In the current world climate of acute concern surrounding potential bioterrorism attacks, there is a call for increasingly sophisticated surveillance systems that will alert us to possible outbreaks of disease or contamination. Spatial and Syndromic Surveillance for Public Health is the first text to provide a survey of the state of the art in public health syndromic surveillance.
The early detection of adverse disease outcomes is now an important capability of online public health surveillance systems. This volume lends particular focus to spatial surveillance, where disease maps are examined in conjunction with other data streams. Diverse statistical and data mining research from the main contributors to this fast growing area of concern have been gathered together; with statistical material ranging from process control and conventional temporal surveillance to advanced generalised linear mixed modelling and Bayesian hierarchical models.
Spatial and Syndromic Surveillance for Public Health is accessible to those in academia, public service and commerce alike. Epidemiologists, public health workers, statisticians, health planners or military personnel will all find the in-depth examination of these cutting edge techniques invaluable.

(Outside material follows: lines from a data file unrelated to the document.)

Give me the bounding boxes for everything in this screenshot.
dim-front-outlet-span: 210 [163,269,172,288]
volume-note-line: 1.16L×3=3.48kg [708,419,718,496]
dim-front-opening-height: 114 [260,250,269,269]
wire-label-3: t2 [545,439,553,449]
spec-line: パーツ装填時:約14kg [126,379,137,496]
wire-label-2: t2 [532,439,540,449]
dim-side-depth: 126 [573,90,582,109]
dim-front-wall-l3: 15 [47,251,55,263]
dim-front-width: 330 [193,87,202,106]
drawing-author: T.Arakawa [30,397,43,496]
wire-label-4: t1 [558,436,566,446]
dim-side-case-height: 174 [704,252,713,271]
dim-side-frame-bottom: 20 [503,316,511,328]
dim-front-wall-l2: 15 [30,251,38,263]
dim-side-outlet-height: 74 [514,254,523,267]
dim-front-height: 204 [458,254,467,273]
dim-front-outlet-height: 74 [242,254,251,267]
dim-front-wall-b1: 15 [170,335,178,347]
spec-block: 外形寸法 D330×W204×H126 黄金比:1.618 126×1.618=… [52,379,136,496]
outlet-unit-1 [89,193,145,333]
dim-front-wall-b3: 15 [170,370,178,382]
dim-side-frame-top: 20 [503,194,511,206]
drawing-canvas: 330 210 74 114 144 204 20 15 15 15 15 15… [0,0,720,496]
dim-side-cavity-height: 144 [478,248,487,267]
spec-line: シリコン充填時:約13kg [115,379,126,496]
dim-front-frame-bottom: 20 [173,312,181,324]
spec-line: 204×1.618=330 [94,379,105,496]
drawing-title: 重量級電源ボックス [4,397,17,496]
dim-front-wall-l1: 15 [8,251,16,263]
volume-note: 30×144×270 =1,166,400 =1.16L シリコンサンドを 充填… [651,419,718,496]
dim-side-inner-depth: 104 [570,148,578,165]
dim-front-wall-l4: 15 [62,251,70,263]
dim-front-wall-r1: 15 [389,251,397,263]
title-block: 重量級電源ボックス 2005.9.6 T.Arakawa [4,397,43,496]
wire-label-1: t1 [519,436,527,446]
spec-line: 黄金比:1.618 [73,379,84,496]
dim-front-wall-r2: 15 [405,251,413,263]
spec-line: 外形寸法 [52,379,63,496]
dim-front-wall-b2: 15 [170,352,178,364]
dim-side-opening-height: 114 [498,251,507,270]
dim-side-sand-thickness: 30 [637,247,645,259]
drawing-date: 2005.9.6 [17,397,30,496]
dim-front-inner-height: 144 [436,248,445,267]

Andrew Lawson, Department of Epidemiology and Biostatistics, University of South Carolina, USA
Andrew has published many papers in leading journals, and a number of books on spatial statistics, including four for Wiley.
Ken Kleinman, Department of Ambulatory Care and Prevention, Harvard Medical School, Boston, USA
Ken is an epidemiologist who specializes in disease surveillance, and has recently worked on projects modeling the spread of anthrax following a potential terrorist attack.